推薦図書4: ビジネスに限定せず、思考を広げる・多面的に物事を見る訓練
「多面的な視点」で考える能力を鍛えるうえで、ビジネス系のテーマで学習することは、もちろん、ケース問題に近い形式で学習できるという点で手っ取り早いです。しかし、一方でビジネスというフィルタ・バイアスがかかってしまうため、純粋に「多面的な視点」で考える能力を鍛えるためには不向きです。もっと長期的に思考力を鍛える時間的余裕がある方は、以下のクイズの書籍がおすすめです。(一部、筆記試験で頻繁に出題される問題も含まれますので、筆記試験対策込みでご確認いただくと良いかと思います)
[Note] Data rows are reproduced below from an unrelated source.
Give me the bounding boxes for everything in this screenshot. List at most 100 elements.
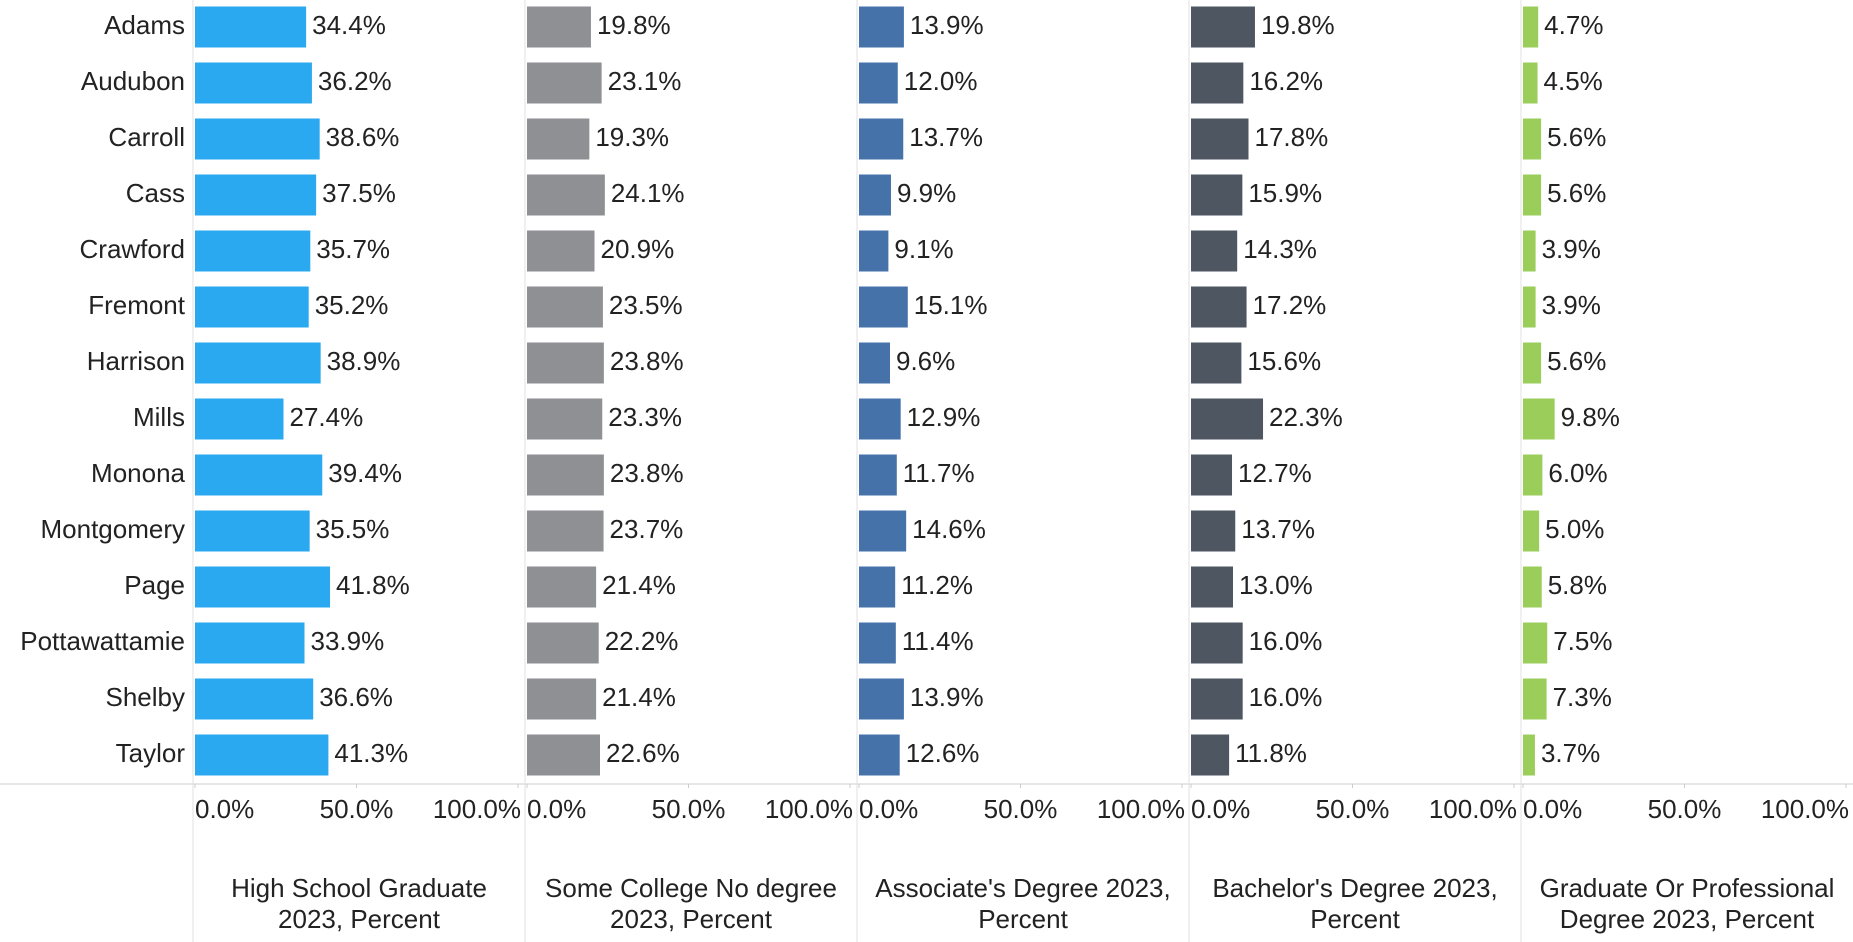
bar <box>1191 174 1243 216</box>
value-label: 11.8% <box>1235 738 1307 768</box>
value-label: 13.9% <box>910 682 984 712</box>
value-label: 5.0% <box>1545 514 1604 544</box>
value-label: 5.6% <box>1547 122 1606 152</box>
value-label: 33.9% <box>310 626 384 656</box>
bar <box>1191 622 1243 664</box>
bar <box>527 622 599 664</box>
x-tick-label: 50.0% <box>1316 794 1390 824</box>
x-tick-label: 100.0% <box>1761 794 1849 824</box>
value-label: 35.2% <box>315 290 389 320</box>
bar <box>1523 734 1535 776</box>
value-label: 38.9% <box>327 346 401 376</box>
bar <box>527 398 603 440</box>
bar <box>1523 286 1536 328</box>
value-label: 15.6% <box>1247 346 1321 376</box>
value-label: 22.6% <box>606 738 680 768</box>
bar <box>195 118 320 160</box>
value-label: 20.9% <box>601 234 675 264</box>
bar <box>1191 678 1243 720</box>
bar <box>195 342 321 384</box>
x-tick-label: 0.0% <box>1191 794 1250 824</box>
x-tick-label: 100.0% <box>1429 794 1517 824</box>
value-label: 7.5% <box>1553 626 1612 656</box>
value-label: 23.5% <box>609 290 683 320</box>
bar <box>1523 510 1540 552</box>
bar <box>195 174 317 216</box>
value-label: 12.7% <box>1238 458 1312 488</box>
value-label: 41.8% <box>336 570 410 600</box>
bar <box>195 678 314 720</box>
value-label: 13.9% <box>910 10 984 40</box>
bar <box>527 454 604 496</box>
bar <box>1523 454 1543 496</box>
value-label: 22.2% <box>605 626 679 656</box>
value-label: 9.1% <box>894 234 953 264</box>
value-label: 16.2% <box>1249 66 1323 96</box>
bar <box>527 230 595 272</box>
value-label: 23.3% <box>608 402 682 432</box>
bar <box>195 622 305 664</box>
bar <box>1523 678 1547 720</box>
value-label: 5.6% <box>1547 346 1606 376</box>
value-label: 13.7% <box>1241 514 1315 544</box>
x-tick-label: 50.0% <box>652 794 726 824</box>
bar <box>1191 734 1230 776</box>
value-label: 19.3% <box>595 122 669 152</box>
value-label: 11.4% <box>902 626 974 656</box>
category-label: Crawford <box>80 234 185 264</box>
value-label: 9.6% <box>896 346 955 376</box>
category-label: Harrison <box>87 346 185 376</box>
value-label: 21.4% <box>602 682 676 712</box>
bar <box>859 174 891 216</box>
x-tick-label: 0.0% <box>1523 794 1582 824</box>
category-label: Monona <box>91 458 185 488</box>
category-label: Page <box>124 570 185 600</box>
category-label: Audubon <box>81 66 185 96</box>
category-label: Pottawattamie <box>20 626 185 656</box>
category-label: Cass <box>126 178 185 208</box>
value-label: 3.9% <box>1542 290 1601 320</box>
bar <box>859 62 898 104</box>
value-label: 5.6% <box>1547 178 1606 208</box>
bar <box>195 6 307 48</box>
value-label: 23.1% <box>608 66 682 96</box>
bar <box>527 286 603 328</box>
value-label: 35.5% <box>316 514 390 544</box>
value-label: 21.4% <box>602 570 676 600</box>
bar <box>195 510 310 552</box>
bar <box>1191 286 1247 328</box>
bar <box>527 342 604 384</box>
bar <box>1523 6 1539 48</box>
bar <box>859 622 896 664</box>
value-label: 9.8% <box>1561 402 1620 432</box>
bar <box>859 734 900 776</box>
x-tick-label: 50.0% <box>984 794 1058 824</box>
bar <box>527 6 591 48</box>
bar <box>527 678 597 720</box>
bar <box>1523 174 1542 216</box>
value-label: 7.3% <box>1553 682 1612 712</box>
value-label: 11.7% <box>903 458 975 488</box>
x-tick-label: 0.0% <box>859 794 918 824</box>
value-label: 23.8% <box>610 346 684 376</box>
value-label: 3.9% <box>1542 234 1601 264</box>
column-header: Bachelor's Degree 2023, Percent <box>1212 873 1498 934</box>
value-label: 23.7% <box>610 514 684 544</box>
value-label: 16.0% <box>1249 682 1323 712</box>
value-label: 27.4% <box>290 402 364 432</box>
bar <box>1523 622 1548 664</box>
bar <box>527 174 605 216</box>
value-label: 14.3% <box>1243 234 1317 264</box>
bar <box>1191 342 1242 384</box>
value-label: 11.2% <box>901 570 973 600</box>
bar <box>1191 454 1233 496</box>
value-label: 34.4% <box>312 10 386 40</box>
value-label: 9.9% <box>897 178 956 208</box>
bar <box>859 510 907 552</box>
value-label: 37.5% <box>322 178 396 208</box>
bar <box>1191 62 1244 104</box>
bar <box>1191 118 1249 160</box>
category-label: Mills <box>133 402 185 432</box>
value-label: 12.0% <box>904 66 978 96</box>
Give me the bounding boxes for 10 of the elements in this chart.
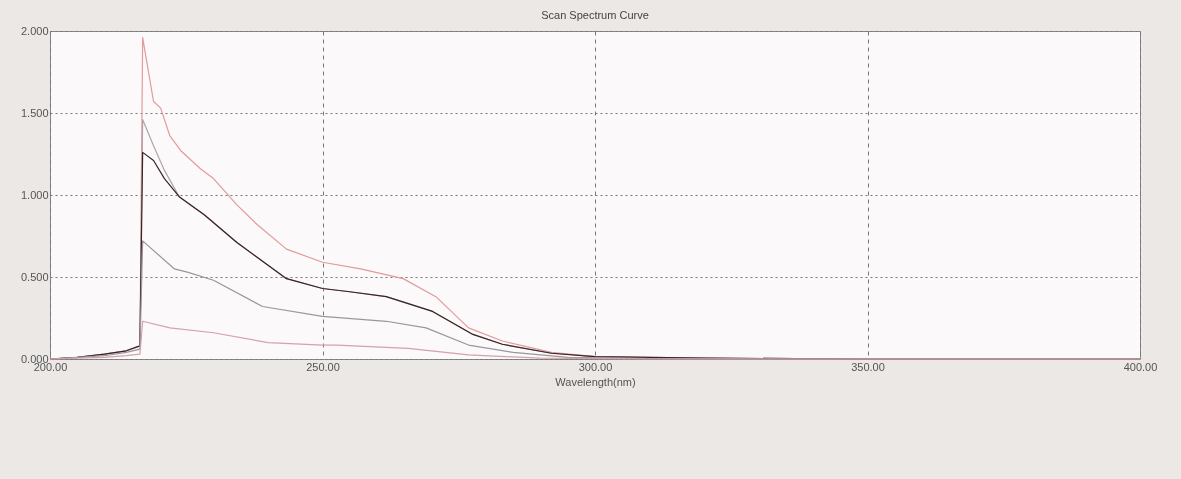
- x-tick-label: 250.00: [306, 360, 340, 373]
- y-tick-label: 2.000: [20, 24, 49, 37]
- x-axis-title: Wavelength(nm): [555, 375, 636, 388]
- y-tick-label: 1.000: [20, 188, 49, 201]
- x-tick-label: 300.00: [578, 360, 613, 373]
- y-tick-label: 1.500: [20, 106, 49, 119]
- y-tick-label: 0.500: [20, 270, 49, 283]
- x-tick-label: 400.00: [1123, 360, 1158, 373]
- x-tick-label: 350.00: [851, 360, 885, 373]
- chart-title: Scan Spectrum Curve: [541, 9, 649, 21]
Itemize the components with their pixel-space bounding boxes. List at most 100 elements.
※余談ですが、このタイプのクイズを、「面接時の選考」として出題している戦略コンサルティング・ファームも存在します。コンサルティング会社自体が、多面的に物事を見る能力を重視している一例かと思います。
・頭の体操 BEST
頭の体操 BEST
多湖 輝
光文社
(Amazonで詳細を見る)
頭の体操 BEST2
多湖 輝
光文社
(Amazonで詳細を見る)
※シリーズとして、多くの書籍が出版されており、色々なテーマについて、“様々な意味”で柔軟に物事を見ることができるかを、一問一答のクイズ形式で掲載しています。このタイプの問題は、「自身が考えていることを客観視する」思考や、「抽象的に考える」「具体的にイメージする」という両極の思考を、問題に応じて使い分けないと解くことができません。各問題にてどのような思考が有効かについて解説パートにおいて頻繁に言及されるので、解答の正誤に関わらず、解答に対する解説もしっかりと確認してください。
・外資系企業がほしがる脳ミソ
外資系企業がほしがる脳ミソ
キラン・スリニヴァス
ダイヤモンド社
(Amazonで詳細を見る)
※外資系の各種企業・業界の選考として出題される問題を掲載しています。コンサルティング業界が、面接ではなく筆記試験で出題するタイプの問題も、少なからず掲載されています。純粋に思考力を鍛える上では、若干問題の選定にフィルタがかかりすぎていますが、まずはこちらから読んでいただいてもよいかと思います。
・ビル・ゲイツの面接試験
ビル・ゲイツの面接試験
ウィリアム パウンドストーン
青土社
(Amazonで詳細を見る)
※この書籍は、問題や解答そのものだけでなく、問題が出題されるに至った歴史的背景なども含めて解説しています。各種問題の抽象的な解釈・考え方まで踏み込んだ解説も多数掲載されていますので、抽象的な考え方が苦手な方は、他の推薦書籍を確認してこの種の問題になれたのちに、この書籍をご確認いただくと良いかと思います(抽象的な思考が得意な方は、直接この書籍から読んでいただいてもよいかと思います。)。
本コラムのまとめ
本コラムでは、「来週に選考がある」といった方のような、短期的な視点の対策ではなく、「数か月後の選考を見据えて、じっくり実力をあげたい」といった、中長期的に基礎的な思考力を鍛えたい方向けの書籍を紹介しました。
以上のように、「明らかに間違った回答を出さない(重要な論点を見逃さない)」「面接官に合わせた回答を行う」ことは、ケース面接に置いて非常に有効であり、そのためには「多面的な視点で見る」能力が重要です(この能力は、「コミュニケーションの祖語を減らす」「論理の飛びをなくす」ためにも有効です)。この能力を鍛えるためには、腰を据えて様々な考え方に触れ、それを自身の思考方法に定着化させる必要があります。上記のような対策を通して、つけ焼き刃的な方法論ではなく、本質的な思考力をUpさせたうえで、ケース面接選考に臨んでいただければと思います。